Sat May 20 07:47:05 UTC 2006

Brian Spilsbury dijo:
>> I hope I do not seem too picky. My point is the following: I do not like
>> the dispatch mechanism to be based on replacing functions and I want to
>> have the core lisp library available as directly callable C functions.
>>  The reason is efficiency: you do not want to go through the lisp
>> calling process for each character and at the same time you want the
>> functions in the core library to have all these standard functions
>> available for them.
>>
>> At the same time, Unicode prescribes that the 255 first characters are
>> for the Latin script. That would mean the effect of the lisp functions
>> should be predictable at least for base-char and base-string. That would
>> be really desirable because of performance issues: the core gives
>> predictable results on base strings and the case of base strings can be
>> optimized. But perhaps here I lay wrong with my assumption that base
>> strings are "easy".
>
> Unicode avoids the issue of language, delegating it to the application
> level. What I mean by script is 'a context for the interpretation of text
> attributes', which goes beyond unicode in that it incorporates
> language.

Yes, this I understand. But somehow Unicode already has a lot of
information about all recognized languages in their database. Properties
like downcase, uppercase or titlecase are there, as well as rules to
determine how to uppercase a character given its context in a string.
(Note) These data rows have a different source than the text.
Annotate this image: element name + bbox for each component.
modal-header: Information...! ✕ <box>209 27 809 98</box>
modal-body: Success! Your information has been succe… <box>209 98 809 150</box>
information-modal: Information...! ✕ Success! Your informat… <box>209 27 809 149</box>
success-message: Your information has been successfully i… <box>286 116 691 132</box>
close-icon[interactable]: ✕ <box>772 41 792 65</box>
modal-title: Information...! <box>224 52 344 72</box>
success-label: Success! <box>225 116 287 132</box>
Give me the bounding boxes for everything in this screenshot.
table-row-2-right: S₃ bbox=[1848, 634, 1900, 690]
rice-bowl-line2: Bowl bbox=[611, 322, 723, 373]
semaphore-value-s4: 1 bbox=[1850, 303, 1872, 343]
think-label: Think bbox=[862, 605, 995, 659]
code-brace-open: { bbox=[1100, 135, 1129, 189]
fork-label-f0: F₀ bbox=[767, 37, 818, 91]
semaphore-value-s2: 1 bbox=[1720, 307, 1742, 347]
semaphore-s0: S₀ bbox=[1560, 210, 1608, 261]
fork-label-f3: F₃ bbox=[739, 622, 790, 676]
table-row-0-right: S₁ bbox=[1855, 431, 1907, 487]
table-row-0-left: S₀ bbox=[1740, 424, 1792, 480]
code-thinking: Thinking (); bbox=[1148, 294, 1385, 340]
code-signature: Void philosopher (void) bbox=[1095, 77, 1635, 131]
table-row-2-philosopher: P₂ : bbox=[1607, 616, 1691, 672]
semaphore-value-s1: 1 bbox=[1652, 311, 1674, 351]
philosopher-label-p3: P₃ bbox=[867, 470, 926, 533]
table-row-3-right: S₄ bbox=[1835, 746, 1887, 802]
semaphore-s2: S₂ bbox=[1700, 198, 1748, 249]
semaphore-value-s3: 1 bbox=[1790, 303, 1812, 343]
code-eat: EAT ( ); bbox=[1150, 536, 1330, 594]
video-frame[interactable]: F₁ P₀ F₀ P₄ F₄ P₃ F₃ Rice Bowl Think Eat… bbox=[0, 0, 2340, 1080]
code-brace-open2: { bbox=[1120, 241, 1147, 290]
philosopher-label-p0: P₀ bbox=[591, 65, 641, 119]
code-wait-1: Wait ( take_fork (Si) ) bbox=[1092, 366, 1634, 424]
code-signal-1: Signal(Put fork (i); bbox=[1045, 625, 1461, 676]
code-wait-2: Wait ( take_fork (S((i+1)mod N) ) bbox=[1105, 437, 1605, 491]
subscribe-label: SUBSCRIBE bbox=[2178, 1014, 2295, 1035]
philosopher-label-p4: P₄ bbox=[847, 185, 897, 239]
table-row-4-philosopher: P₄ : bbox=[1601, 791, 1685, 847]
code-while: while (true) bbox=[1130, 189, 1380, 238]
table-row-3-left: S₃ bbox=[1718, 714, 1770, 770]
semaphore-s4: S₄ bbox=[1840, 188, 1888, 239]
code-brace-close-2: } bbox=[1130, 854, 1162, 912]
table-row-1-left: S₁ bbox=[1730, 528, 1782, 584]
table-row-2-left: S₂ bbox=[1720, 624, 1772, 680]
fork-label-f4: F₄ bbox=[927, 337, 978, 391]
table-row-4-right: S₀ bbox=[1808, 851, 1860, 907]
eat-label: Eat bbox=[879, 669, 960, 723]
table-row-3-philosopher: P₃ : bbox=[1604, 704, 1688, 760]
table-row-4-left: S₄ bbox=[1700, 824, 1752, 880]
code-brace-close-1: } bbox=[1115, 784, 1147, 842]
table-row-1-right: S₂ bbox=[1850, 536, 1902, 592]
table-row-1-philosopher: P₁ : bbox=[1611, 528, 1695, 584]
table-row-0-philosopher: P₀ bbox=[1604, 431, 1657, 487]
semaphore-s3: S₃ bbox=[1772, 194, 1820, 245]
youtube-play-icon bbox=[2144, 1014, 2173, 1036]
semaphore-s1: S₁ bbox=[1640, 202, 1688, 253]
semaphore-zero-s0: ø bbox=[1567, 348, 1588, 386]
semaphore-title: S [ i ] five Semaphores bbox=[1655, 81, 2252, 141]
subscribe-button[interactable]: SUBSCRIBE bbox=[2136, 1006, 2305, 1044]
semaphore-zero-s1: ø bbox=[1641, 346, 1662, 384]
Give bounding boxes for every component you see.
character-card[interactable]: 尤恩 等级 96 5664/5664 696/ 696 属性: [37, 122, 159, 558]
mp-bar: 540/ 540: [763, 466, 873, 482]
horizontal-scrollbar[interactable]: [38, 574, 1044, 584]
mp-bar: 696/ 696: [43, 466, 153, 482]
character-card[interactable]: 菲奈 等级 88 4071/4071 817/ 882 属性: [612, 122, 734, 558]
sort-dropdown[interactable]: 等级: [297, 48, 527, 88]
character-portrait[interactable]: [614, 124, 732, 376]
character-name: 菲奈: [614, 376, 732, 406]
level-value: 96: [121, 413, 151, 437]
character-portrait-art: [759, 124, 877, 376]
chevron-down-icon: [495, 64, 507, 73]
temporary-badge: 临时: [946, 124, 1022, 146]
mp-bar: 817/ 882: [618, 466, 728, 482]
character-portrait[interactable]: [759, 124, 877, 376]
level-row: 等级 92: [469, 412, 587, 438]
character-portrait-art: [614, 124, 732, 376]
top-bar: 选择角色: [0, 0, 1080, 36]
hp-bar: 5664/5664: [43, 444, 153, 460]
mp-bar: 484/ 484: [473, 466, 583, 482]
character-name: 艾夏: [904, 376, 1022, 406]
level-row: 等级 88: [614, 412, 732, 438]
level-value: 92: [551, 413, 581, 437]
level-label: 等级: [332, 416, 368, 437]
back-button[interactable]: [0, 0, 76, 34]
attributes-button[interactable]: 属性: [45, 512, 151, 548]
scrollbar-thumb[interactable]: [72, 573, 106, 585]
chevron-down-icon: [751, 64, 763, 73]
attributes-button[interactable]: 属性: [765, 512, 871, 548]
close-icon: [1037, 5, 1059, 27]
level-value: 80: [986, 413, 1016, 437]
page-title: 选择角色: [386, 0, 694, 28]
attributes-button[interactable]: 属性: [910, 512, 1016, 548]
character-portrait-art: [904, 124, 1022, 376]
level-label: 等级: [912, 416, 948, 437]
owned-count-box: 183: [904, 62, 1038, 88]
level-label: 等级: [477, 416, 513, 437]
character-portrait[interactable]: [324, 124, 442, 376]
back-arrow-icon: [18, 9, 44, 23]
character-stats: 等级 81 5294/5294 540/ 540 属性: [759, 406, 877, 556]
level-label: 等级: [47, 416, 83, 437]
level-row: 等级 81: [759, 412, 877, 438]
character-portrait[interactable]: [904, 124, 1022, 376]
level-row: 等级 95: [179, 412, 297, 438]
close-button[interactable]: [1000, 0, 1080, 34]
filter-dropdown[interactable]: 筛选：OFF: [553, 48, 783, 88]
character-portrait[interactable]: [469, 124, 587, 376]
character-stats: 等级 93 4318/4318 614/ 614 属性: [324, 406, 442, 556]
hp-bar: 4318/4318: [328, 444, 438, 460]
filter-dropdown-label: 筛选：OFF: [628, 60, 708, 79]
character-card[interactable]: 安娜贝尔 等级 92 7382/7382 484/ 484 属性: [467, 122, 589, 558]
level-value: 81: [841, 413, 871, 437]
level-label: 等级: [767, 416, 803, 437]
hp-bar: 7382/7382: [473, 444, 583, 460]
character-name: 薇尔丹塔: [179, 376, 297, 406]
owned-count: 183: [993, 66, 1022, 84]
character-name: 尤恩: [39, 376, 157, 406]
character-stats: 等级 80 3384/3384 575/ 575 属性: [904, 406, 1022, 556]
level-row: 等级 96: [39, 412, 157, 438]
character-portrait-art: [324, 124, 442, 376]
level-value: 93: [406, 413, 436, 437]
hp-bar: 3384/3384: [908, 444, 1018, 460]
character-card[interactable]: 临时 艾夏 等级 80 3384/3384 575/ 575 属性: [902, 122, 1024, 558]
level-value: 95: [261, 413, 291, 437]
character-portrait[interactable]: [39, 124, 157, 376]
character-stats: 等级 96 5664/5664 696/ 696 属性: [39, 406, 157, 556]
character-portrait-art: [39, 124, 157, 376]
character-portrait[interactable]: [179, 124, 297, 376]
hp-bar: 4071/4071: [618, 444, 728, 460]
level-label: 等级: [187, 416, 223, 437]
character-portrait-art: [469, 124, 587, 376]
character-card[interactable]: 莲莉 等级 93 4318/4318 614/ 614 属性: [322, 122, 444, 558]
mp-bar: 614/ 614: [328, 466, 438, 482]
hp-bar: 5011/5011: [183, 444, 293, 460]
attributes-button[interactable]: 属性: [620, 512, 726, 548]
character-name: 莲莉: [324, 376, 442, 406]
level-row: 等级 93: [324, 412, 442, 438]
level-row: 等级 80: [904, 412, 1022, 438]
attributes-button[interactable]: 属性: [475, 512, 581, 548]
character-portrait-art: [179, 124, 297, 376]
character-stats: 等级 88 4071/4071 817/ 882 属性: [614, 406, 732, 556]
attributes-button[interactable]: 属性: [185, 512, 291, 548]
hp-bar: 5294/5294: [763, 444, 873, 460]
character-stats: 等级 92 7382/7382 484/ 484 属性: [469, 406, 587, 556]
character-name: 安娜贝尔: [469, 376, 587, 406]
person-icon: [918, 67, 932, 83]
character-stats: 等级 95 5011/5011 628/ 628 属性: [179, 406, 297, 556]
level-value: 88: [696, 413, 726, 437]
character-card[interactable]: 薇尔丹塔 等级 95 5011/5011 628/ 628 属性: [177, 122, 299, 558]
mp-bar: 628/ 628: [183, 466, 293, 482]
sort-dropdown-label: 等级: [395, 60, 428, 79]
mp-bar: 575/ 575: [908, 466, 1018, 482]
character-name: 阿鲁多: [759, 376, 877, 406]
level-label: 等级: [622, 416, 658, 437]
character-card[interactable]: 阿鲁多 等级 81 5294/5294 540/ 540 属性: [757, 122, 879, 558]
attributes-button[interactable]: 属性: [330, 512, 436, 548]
SBCL uses this information, though it drops out some stuff, like
context-sensitive ordering, string normalizations and character upcasing
when the output involves more than one character (like ß -> SS in German)
-- all this information is just from skimming the code and might be wrong.

Then several functions in the Common Lisp core library require string
upcasing and downcasing, as well as some kind of ordering. The character
case is defined for the Latin alphabet and it must be there for symbols to
work properly, as they are internally uppercased. The order is defined in
terms of the character code, and it should be reproducible.

How would it be then to do the following:

1) Provide an implementation of char-<, char-up/downcase, string-< and
string-up/downcase which is SBCL compatible. The rules should be
documented and based on the unicode database.

2) Provide some macrology to create packages which encapsulate versions of
the previous functions for other languages or particular needs. Naming
should be something like SCRIPT.LANGUAGE and they should all inherit from
SCRIPT.ECL, which reexports the default versions.

3) The core routines will use SCRIPT.ECL. This means that the behavoir of
EQUALP, EQUALP hashtables and interning of symbols will be hardcoded. This
does not seem too disturbing -- correct me if I am wrong.

4) We need to have functions to convert to and from the locale. It is
worth investingating the issues with pathnames: the operating system might
assume some locale for the strings that open, write, mkdir, etc use.

5) Optionally, one might define SCRIPT.DYNAMIC, where the previous
functions have dispatching versions that go to the package named in a
global variable, like *UNICODE-SCRIPT*.

I try to think about multithreading issues, but I see none.

Juanjo